ピコ秒超音波トモグラフィ

English version

ピコ秒音響パルスは極めて短く、典型的には0.1 μm以下の長さを持ちます。これまでに、私たちは透明固体中を伝播するピコ秒ひずみパルスを可視化するトモグラフィー手法を開発し、以下の論文で報告しました:「Tomographic reconstruction of picosecond acoustic strain propagation」 M. Tomoda、O. Matsuda、O. B. Wright、R. Li Voti、Appl. Phys. Lett. 90, 041114 (2007)。ここでは、自動スキャンにより空間分解能を向上させた拡張手法を紹介します。

本実験で用いた試料は、直径10 mmのガラス半球であり、平坦面にアルミニウム薄膜を蒸着させた構造です。アルミニウム膜中で赤外レーザーパルスにより生成されたピコ秒音響パルスはガラス中へ伝播し、青色レーザーパルスを用いて検出されます。下図を参照してください。


ピコ秒音響トモグラフィーの概略図(左)、光反射率変化の角度依存性(中央)、および再構成された音響パルス(右)。

半球試料を回転させながら多角的に測定を行い、データセットを構築します。これをコンピュータアルゴリズムで解析し、ガラス中を伝播する音響パルスの形状を再構成します。以下のアニメーションをご覧ください。


画像をクリックすると、ガラス中を伝播するピコ秒音響パルスのアニメーション(254 kB)が再生されます。

アニメーションは3種類表示されます。「Theory」は各時点での超音波パルス波形の理論シミュレーション、「Reconstruct」は再構成された音響パルス形状、「Experiment」は実験データから得られた音響パルス形状を示しています。

この音響パルスの中心周波数は約20 GHzです。アニメーション後半では、第二の小さなパルスが観測されます。これはガラス-アルミニウム界面で反射した音響エコーであり、アルミニウム膜内を往復した後にガラス半球へ再入射した成分です。

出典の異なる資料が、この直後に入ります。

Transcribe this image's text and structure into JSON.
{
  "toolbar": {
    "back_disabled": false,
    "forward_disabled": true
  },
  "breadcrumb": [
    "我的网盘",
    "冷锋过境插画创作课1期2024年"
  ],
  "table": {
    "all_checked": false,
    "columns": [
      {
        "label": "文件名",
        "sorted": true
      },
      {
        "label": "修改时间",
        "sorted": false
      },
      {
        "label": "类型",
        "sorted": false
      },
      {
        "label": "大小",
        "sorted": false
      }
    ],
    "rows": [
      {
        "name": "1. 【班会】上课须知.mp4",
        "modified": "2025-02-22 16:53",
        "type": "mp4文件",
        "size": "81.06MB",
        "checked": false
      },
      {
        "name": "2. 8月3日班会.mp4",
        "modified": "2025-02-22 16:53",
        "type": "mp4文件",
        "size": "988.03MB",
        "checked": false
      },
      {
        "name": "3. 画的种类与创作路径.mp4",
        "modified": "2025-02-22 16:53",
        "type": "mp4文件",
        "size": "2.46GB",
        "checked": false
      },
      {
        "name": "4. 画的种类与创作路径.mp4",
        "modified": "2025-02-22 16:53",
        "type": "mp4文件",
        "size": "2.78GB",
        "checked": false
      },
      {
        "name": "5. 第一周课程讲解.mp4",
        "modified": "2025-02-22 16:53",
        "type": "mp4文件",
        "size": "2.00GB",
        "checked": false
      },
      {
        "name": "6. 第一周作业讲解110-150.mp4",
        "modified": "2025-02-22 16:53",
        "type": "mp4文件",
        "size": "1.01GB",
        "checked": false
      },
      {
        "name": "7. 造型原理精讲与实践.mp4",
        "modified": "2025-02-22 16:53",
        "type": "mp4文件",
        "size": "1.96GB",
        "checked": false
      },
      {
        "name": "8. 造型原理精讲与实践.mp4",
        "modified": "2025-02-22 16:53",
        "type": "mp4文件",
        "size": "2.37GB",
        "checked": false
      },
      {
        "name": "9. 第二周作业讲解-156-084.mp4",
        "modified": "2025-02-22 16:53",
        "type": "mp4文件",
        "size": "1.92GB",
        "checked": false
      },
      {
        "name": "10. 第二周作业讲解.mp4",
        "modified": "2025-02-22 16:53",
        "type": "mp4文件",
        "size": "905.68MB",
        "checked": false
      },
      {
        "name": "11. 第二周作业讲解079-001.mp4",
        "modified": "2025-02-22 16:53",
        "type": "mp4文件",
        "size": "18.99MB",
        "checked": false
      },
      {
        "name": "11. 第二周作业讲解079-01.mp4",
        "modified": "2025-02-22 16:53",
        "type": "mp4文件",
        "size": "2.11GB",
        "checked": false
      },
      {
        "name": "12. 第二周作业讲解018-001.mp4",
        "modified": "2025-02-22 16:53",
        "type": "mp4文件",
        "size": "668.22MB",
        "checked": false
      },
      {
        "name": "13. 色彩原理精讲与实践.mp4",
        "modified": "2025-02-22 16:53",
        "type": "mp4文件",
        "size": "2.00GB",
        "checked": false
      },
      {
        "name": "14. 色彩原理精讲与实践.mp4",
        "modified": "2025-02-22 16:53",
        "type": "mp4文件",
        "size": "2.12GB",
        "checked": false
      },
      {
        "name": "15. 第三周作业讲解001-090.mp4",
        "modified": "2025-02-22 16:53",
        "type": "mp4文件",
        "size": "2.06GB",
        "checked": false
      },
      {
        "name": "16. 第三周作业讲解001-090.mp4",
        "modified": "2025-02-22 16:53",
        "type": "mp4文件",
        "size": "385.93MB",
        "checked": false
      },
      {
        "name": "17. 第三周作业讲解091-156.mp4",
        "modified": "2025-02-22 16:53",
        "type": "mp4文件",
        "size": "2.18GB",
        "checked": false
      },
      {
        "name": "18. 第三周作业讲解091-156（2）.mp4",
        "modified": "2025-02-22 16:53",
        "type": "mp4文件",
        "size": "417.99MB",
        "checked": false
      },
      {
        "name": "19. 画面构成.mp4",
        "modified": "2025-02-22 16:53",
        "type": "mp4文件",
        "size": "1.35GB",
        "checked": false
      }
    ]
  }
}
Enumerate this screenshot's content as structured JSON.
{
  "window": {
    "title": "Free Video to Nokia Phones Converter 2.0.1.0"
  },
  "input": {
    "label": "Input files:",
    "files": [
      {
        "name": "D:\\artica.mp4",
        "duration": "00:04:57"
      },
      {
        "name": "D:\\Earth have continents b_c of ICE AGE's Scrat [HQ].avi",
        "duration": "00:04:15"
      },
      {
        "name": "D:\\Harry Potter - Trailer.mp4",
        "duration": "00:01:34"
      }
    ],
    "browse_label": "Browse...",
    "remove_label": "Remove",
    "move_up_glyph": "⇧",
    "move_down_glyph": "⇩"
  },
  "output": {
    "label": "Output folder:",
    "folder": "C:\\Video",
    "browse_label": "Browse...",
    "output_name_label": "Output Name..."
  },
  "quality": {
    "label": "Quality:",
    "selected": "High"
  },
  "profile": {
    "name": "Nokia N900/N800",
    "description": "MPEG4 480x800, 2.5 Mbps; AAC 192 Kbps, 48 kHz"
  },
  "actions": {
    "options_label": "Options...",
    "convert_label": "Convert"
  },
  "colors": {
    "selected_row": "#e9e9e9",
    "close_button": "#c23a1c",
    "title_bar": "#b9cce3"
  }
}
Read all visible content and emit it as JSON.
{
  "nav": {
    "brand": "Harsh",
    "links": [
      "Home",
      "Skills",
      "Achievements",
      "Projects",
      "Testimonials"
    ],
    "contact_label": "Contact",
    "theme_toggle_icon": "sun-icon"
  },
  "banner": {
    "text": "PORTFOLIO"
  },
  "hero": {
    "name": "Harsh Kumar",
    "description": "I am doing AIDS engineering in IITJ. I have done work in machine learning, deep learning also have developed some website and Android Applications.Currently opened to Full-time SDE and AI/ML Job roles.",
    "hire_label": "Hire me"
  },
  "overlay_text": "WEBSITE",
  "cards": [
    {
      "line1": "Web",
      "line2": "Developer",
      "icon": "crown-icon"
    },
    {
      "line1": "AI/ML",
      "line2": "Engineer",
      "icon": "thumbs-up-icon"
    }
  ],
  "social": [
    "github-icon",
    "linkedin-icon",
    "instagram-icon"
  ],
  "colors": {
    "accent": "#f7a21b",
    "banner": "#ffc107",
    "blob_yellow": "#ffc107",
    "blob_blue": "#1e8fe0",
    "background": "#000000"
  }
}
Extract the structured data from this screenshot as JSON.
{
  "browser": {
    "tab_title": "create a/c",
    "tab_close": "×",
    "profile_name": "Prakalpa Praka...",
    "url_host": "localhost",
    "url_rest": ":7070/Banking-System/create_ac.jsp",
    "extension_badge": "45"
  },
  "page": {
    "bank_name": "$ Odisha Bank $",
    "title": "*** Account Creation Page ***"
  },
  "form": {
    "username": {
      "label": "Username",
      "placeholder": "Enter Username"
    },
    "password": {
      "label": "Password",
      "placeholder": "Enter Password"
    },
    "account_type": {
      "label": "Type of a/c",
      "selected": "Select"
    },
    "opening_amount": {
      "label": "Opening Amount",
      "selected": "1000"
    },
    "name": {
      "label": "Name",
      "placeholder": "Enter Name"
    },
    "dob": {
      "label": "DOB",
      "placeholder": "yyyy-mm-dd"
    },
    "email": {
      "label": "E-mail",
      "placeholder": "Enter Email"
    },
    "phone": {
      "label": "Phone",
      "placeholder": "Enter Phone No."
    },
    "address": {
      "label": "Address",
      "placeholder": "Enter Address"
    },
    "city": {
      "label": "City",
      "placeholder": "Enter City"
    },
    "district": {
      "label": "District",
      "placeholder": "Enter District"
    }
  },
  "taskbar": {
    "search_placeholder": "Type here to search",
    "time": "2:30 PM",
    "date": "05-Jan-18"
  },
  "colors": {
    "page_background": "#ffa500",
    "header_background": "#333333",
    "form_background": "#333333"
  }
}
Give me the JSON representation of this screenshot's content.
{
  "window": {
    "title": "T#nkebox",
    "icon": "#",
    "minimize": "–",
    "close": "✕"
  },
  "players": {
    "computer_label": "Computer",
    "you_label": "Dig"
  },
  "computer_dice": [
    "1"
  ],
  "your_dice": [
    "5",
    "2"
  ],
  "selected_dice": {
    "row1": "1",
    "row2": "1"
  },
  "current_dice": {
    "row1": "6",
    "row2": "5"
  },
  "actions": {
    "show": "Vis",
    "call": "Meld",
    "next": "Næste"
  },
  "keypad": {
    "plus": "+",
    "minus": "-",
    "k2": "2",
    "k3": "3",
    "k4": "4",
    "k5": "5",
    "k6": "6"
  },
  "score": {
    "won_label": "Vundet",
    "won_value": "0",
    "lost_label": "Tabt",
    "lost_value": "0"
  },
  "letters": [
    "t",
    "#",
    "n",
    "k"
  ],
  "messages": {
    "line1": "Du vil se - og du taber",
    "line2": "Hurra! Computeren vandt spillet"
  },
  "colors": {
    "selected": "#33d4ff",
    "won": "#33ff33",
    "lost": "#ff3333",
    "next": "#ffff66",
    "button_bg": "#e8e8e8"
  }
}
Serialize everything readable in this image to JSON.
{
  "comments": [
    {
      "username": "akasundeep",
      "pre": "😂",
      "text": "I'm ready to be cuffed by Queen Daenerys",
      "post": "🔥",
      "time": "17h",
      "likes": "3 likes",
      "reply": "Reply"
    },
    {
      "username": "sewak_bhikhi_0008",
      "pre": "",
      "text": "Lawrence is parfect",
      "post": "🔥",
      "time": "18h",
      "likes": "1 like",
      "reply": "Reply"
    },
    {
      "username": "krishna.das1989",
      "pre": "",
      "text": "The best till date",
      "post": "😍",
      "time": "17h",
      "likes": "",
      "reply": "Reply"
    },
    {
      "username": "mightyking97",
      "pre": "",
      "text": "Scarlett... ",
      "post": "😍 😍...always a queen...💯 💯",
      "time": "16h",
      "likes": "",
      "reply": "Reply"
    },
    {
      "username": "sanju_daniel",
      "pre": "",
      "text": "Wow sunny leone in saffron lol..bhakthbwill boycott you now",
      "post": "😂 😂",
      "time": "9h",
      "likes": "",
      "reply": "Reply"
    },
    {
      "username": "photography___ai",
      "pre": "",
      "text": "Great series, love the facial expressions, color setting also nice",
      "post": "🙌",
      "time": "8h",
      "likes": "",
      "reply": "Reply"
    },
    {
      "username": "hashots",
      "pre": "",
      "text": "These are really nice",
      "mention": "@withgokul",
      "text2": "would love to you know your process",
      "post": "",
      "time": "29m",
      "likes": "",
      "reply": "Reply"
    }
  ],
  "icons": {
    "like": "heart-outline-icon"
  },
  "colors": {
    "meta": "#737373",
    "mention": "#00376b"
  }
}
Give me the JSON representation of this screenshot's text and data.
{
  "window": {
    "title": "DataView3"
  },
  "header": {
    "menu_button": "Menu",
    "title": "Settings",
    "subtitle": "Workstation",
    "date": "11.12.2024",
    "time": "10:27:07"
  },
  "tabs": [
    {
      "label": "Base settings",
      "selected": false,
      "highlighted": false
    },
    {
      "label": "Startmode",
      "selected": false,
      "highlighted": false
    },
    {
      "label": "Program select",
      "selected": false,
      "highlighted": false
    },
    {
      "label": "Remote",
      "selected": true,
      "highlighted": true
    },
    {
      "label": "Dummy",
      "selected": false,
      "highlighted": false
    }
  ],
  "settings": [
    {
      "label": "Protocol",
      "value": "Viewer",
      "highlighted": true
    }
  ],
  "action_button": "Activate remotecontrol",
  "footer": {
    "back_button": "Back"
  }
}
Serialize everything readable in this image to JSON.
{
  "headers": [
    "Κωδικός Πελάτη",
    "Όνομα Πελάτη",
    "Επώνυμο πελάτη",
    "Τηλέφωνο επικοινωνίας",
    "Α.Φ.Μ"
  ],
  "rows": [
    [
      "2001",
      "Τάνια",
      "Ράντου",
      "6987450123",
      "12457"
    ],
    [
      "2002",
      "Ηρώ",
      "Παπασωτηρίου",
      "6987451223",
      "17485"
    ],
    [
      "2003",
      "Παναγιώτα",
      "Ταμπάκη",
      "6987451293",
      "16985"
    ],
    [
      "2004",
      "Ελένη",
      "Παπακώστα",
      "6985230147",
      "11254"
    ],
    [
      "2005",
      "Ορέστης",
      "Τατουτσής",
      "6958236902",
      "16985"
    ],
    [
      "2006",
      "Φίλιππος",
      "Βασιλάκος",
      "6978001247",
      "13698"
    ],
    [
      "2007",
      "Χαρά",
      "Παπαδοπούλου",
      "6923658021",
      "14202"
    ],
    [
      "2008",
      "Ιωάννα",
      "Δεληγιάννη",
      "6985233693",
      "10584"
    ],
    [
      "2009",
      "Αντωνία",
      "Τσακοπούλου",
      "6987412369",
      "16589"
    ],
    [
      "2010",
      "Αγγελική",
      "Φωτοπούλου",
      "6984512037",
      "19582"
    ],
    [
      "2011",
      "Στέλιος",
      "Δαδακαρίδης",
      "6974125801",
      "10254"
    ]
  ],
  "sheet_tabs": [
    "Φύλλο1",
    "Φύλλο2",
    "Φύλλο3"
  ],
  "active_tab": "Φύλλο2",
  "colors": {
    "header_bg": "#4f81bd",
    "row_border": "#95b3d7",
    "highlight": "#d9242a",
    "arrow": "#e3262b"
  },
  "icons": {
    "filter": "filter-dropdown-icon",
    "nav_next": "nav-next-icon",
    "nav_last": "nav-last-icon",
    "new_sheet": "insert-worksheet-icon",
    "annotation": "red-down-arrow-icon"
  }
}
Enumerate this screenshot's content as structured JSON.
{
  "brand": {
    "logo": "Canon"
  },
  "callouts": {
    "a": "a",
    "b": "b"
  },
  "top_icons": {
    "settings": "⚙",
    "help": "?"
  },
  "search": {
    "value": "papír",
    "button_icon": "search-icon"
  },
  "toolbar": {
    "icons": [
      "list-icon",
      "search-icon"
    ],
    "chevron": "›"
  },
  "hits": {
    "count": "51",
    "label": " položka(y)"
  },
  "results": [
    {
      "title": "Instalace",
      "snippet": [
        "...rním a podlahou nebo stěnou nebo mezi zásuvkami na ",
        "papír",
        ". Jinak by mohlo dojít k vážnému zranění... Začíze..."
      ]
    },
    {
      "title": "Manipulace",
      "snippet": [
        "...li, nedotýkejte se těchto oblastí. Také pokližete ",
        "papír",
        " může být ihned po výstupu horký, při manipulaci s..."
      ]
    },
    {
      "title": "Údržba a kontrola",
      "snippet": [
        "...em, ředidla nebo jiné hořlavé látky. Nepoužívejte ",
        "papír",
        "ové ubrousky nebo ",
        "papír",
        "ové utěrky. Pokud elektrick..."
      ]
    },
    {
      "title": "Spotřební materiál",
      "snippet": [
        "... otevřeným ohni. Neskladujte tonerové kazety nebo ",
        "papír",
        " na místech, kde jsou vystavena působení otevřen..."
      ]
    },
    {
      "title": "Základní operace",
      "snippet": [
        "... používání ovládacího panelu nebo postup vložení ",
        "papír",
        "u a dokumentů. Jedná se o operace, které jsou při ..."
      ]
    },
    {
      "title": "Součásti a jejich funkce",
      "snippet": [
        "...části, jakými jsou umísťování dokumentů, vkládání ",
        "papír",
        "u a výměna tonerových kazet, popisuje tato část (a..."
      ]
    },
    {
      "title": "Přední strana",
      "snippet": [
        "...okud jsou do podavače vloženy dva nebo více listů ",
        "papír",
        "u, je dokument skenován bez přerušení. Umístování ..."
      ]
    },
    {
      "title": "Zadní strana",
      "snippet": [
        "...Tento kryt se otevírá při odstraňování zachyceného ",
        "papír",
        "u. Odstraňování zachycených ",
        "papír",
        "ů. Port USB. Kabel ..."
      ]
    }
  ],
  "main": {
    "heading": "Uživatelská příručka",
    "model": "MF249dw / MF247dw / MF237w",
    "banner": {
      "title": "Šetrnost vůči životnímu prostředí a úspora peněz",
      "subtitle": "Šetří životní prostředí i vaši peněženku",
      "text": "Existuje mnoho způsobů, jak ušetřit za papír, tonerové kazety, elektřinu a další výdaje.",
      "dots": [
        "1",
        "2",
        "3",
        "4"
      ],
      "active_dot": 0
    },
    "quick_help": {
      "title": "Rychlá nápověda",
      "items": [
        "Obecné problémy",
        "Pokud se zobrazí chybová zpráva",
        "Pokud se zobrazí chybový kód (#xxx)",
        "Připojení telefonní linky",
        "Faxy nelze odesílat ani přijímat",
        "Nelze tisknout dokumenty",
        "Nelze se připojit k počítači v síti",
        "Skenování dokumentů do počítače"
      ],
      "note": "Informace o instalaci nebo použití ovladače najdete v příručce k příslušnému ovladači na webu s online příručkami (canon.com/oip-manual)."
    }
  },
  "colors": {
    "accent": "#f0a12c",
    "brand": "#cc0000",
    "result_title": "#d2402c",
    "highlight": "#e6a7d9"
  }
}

本手法は、ピコ秒音響パルスの形状と伝播に伴う変化を詳細に解析する上で極めて有効です。詳細は以下の論文をご参照ください: 「Tomographic reconstruction of picosecond acoustic strain pulses using automated angle-scan probing with visible light」 M. Tomoda、H. Matsuo、O. Matsuda、R. Li Voti、O. B. Wright, Photoacoustics 34, 100567 (2023)。